25th Jun 2011, 08:52 PM
Don't think your proposed set up will work, i think the valve stops the flow to the roof and flows straight back into the pool. When you turn the valve 90 degrees this then sends the water up to the roof and and back down now warm and into the pool not the filter pump set up. It's like a non return valve on a hot water service. You could move it to a better place if it's in the way but you need the same set out i think. I may be wrong, just what it looks like to me, happy to be enlightened.
25th Jun 2011, 09:22 PM
Thanks for bothering to reply. If you look at the old set-up diagram, it will show that these connections are AFTER the pump and filter, so yes, your understanding of the water going back to the pool is correct, as it's what it''s meant to do.

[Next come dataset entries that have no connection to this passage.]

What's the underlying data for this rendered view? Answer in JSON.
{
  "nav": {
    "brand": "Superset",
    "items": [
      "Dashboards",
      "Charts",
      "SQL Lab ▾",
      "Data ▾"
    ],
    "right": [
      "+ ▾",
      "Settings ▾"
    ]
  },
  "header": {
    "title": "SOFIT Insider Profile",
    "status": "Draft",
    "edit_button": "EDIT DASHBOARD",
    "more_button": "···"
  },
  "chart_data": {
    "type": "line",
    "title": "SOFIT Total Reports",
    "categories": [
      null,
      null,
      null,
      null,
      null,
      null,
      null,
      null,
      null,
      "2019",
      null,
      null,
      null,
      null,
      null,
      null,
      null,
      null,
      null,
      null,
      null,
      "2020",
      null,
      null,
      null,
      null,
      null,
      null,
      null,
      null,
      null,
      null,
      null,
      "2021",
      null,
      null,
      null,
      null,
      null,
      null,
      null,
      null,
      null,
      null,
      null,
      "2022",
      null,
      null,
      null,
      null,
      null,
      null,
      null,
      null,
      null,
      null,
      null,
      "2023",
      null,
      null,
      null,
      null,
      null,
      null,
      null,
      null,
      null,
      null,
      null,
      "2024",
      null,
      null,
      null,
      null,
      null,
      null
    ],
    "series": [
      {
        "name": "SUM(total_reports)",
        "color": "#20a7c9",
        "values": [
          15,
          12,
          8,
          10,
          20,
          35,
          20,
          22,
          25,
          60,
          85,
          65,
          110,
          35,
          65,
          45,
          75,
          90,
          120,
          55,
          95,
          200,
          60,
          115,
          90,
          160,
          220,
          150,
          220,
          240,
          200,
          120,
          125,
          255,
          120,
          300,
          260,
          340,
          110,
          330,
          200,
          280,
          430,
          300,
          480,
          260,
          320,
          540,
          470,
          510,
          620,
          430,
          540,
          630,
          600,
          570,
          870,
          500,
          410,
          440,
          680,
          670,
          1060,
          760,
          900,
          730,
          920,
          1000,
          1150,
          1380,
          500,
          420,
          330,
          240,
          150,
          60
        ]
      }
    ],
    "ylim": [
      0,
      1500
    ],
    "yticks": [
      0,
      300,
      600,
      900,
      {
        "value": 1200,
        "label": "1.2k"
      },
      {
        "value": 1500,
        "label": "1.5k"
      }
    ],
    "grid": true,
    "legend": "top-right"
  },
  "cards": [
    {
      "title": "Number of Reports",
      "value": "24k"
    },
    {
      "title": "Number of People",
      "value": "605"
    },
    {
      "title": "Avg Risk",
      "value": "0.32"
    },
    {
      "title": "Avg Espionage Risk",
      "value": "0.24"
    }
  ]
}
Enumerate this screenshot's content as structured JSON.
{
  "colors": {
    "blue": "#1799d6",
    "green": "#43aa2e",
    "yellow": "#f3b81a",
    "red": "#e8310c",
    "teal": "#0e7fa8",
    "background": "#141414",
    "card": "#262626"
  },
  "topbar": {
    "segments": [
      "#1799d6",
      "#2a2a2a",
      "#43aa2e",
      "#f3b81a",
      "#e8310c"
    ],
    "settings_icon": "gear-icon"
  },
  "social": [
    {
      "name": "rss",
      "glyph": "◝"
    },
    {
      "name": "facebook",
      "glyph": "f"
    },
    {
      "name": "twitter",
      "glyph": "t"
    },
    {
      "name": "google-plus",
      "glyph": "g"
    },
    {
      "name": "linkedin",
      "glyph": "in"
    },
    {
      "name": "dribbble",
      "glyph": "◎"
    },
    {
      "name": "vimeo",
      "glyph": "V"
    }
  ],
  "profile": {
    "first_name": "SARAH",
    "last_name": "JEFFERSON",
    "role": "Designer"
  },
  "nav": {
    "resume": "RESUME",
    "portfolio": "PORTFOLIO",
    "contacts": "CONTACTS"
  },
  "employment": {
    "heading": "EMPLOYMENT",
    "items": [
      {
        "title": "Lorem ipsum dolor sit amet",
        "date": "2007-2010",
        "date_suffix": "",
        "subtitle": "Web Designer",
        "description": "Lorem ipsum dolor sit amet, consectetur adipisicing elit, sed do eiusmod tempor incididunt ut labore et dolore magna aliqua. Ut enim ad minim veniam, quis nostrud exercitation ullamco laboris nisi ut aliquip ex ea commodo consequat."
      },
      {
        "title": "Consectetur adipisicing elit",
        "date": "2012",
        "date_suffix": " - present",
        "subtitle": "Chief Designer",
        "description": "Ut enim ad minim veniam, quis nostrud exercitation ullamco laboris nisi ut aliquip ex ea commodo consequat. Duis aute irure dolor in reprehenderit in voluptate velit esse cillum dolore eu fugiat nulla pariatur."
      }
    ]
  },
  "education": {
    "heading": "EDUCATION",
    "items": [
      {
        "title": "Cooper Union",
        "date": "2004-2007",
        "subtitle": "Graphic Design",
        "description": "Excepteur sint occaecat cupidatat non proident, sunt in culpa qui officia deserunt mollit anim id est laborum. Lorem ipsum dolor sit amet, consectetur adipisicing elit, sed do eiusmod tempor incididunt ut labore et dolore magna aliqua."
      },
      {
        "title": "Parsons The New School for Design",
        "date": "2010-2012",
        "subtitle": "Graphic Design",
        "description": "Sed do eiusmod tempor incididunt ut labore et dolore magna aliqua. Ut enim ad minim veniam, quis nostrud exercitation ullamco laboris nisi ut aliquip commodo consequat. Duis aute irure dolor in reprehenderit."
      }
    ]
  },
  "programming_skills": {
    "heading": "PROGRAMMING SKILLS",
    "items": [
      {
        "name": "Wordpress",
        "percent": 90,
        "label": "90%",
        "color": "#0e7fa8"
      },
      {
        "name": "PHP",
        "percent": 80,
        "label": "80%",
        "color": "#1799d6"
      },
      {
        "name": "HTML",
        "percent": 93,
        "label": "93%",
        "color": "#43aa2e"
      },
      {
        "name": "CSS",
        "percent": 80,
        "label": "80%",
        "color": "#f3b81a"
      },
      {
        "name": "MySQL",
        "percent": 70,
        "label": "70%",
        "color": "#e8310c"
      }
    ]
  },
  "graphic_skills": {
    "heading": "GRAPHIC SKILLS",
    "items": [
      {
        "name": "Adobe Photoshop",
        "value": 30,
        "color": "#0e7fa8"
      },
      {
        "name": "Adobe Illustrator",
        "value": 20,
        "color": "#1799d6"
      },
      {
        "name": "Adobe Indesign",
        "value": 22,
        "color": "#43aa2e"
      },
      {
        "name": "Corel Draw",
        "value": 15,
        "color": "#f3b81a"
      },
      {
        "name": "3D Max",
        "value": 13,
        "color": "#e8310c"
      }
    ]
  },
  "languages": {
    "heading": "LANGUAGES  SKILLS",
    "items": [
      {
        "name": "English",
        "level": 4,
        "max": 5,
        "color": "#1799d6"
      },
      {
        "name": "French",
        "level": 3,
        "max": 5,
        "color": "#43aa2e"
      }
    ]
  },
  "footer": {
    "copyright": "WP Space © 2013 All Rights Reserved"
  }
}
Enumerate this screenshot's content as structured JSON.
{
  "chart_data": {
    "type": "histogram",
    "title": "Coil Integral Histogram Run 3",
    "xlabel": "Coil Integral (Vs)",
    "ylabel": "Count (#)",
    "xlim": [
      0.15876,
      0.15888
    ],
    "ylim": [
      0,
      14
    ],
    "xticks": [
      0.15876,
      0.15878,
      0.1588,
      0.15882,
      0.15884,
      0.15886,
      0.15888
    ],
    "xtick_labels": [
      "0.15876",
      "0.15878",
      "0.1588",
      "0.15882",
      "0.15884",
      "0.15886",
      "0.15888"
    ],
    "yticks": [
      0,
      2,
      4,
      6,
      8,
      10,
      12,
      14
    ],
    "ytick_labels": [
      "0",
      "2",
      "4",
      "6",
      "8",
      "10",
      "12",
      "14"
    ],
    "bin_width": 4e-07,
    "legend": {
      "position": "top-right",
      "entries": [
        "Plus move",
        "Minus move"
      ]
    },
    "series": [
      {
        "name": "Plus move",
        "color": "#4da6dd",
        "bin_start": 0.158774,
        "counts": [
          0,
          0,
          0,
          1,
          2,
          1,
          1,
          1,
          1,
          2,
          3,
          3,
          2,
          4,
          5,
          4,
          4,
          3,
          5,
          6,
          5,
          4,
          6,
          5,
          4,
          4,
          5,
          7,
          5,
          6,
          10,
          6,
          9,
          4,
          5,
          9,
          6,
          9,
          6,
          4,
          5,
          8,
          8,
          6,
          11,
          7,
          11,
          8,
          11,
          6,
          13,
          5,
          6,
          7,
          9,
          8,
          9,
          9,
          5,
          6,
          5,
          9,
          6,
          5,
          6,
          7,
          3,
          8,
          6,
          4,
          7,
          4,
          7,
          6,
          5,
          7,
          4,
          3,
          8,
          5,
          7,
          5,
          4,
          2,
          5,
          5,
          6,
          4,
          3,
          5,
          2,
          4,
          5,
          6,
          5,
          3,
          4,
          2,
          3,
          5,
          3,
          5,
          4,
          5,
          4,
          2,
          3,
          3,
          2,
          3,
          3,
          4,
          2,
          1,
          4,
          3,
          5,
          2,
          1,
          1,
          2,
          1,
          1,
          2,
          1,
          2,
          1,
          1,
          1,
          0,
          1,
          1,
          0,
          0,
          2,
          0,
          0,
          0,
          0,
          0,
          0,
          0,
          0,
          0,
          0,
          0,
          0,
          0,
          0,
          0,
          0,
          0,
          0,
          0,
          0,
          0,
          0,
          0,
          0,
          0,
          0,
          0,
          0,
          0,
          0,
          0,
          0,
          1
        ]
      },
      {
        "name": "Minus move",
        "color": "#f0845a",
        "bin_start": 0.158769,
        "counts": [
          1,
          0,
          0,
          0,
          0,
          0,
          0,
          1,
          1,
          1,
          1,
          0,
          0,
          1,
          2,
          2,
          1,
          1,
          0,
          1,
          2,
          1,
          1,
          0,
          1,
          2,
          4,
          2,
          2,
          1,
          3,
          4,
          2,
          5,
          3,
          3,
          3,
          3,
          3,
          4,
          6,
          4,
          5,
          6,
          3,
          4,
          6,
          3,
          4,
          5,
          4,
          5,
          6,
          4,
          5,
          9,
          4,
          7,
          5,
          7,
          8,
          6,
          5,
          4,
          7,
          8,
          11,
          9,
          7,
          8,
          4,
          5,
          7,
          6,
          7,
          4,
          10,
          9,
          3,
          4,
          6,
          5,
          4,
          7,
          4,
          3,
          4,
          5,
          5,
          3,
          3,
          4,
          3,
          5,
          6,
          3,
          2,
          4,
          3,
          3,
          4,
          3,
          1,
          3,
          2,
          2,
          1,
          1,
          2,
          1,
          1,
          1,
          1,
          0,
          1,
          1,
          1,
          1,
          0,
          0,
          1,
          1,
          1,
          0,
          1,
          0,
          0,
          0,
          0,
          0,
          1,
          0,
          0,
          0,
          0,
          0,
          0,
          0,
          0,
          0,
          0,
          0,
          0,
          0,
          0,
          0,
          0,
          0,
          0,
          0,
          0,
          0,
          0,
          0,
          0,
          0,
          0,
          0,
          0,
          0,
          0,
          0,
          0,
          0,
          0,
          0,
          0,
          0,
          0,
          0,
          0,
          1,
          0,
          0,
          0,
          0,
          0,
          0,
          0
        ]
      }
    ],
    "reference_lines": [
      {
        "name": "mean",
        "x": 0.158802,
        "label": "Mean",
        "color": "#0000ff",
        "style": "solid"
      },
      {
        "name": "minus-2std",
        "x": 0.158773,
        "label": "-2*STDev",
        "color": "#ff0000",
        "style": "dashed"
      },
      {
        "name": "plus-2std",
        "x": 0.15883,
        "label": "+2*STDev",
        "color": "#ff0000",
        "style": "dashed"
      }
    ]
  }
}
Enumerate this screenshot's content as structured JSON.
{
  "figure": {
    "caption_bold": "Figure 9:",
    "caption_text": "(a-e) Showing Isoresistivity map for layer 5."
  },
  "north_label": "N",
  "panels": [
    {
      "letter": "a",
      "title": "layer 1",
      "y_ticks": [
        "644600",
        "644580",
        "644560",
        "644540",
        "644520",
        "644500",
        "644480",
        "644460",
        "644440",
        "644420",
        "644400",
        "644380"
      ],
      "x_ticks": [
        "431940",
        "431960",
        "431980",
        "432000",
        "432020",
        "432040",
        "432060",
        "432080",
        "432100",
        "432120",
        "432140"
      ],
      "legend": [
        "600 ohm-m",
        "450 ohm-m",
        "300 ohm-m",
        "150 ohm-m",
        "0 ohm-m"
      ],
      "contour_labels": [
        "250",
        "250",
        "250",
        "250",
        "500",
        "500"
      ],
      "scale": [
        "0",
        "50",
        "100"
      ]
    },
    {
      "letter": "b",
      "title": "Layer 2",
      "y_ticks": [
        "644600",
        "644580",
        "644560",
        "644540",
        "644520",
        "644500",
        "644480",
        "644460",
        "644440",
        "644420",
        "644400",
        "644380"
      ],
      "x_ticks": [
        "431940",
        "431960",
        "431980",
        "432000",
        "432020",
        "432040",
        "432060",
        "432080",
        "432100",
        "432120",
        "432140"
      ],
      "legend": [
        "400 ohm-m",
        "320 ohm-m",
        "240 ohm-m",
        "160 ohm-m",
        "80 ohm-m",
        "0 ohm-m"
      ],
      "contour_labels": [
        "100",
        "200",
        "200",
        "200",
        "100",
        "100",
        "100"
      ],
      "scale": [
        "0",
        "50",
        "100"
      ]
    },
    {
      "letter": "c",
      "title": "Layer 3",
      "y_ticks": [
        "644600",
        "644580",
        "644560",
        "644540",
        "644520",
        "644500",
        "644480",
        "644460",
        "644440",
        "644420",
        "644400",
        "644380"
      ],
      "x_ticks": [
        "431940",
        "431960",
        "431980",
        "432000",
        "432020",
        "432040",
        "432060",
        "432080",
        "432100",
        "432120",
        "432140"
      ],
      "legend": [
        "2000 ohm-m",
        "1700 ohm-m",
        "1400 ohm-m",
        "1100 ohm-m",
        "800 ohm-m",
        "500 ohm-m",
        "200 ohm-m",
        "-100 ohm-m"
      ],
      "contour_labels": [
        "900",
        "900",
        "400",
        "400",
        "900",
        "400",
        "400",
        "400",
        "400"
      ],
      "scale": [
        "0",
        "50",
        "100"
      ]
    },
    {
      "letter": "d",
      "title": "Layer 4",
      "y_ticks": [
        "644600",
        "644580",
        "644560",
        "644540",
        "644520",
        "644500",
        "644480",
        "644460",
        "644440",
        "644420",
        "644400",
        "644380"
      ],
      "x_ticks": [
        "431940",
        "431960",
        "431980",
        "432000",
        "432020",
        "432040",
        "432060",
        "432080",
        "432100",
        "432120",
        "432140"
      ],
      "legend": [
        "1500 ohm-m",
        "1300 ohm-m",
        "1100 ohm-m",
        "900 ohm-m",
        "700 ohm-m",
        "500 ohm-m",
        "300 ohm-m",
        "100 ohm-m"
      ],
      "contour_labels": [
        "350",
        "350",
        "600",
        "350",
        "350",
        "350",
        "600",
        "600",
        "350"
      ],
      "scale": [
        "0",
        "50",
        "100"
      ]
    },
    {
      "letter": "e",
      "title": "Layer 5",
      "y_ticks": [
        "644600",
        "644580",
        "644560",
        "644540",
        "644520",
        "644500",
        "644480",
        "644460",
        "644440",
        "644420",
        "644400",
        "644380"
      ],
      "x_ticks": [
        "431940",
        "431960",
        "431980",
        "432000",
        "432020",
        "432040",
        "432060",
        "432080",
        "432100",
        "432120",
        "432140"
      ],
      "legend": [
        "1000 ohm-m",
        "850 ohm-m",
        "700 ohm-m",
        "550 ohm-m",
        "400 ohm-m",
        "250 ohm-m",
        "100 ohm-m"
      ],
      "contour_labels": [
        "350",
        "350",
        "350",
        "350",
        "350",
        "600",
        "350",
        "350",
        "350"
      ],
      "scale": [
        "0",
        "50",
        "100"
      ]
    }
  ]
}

Do you think I should put another 3-way valve on the connection from the roof to stop water going to that pipe if I want to bypass the solar heating?
25th Jun 2011, 10:01 PM
The only thing missing in the new set up is a tee to feed the roof heating, you show the valve going up, but i think you need a separate tee for that line and yes you could put a stop valve there but the existing set up is doing that to a point by bypassing it and allowing it to just circulate the pool water. I'd be worried about accidentally having both turned off at once tho and damaging the pump and filter which i think is the reason for the current layout.
25th Jun 2011, 10:29 PM
The 3-way valve will be the T-piece that will feed the roof heating, it's not shown in the diagram as the pipe goes down to the ground and the diagram is top view, sorry if my diagram is confusing. It should look like this:
I get what you mean, having two 3 way might be a recipe for disaster hence they used the old set-up. I just thought it would have less bends and if I have to change the valve again later on, my set-up won't have the valve right against the T-piece (due to distance of the pipes to and from the roof, on the ground). If I stick to the original set-up, wouldn't I just require a two-way valve rather than 3-way? I would only need on and off(refer to the original photo).
26th Jun 2011, 12:03 PM
Yeah that's what i reckon too, not sure of the reason for the 3 way, be nice if you could find a valve with threaded ends. I guess the chances of finding one the same in 10 years time would be a challenge too tho.
26th Jun 2011, 08:10 PM
I used to do this sort of thing for a living and it can be a bit of a brain tease sometimes. if you have room you may be able to incorporate barrel unions which will allow you to take it apart without cutting later on if you need to. Another thing to watch out for is the size of new valves compared to older ones. The newer ones are longer and may not fit exactly in where you want them. Jandy brand valves are pretty well the best you can get, forget anything else. They have a stop on the top so you can set it up so that you cant accidently shut everything off, like it will close off two lines but not the third, e.g. the outlet from the filter so you cant blow everything up. If you use Jandy valves, chances are you wont need to take it apart again.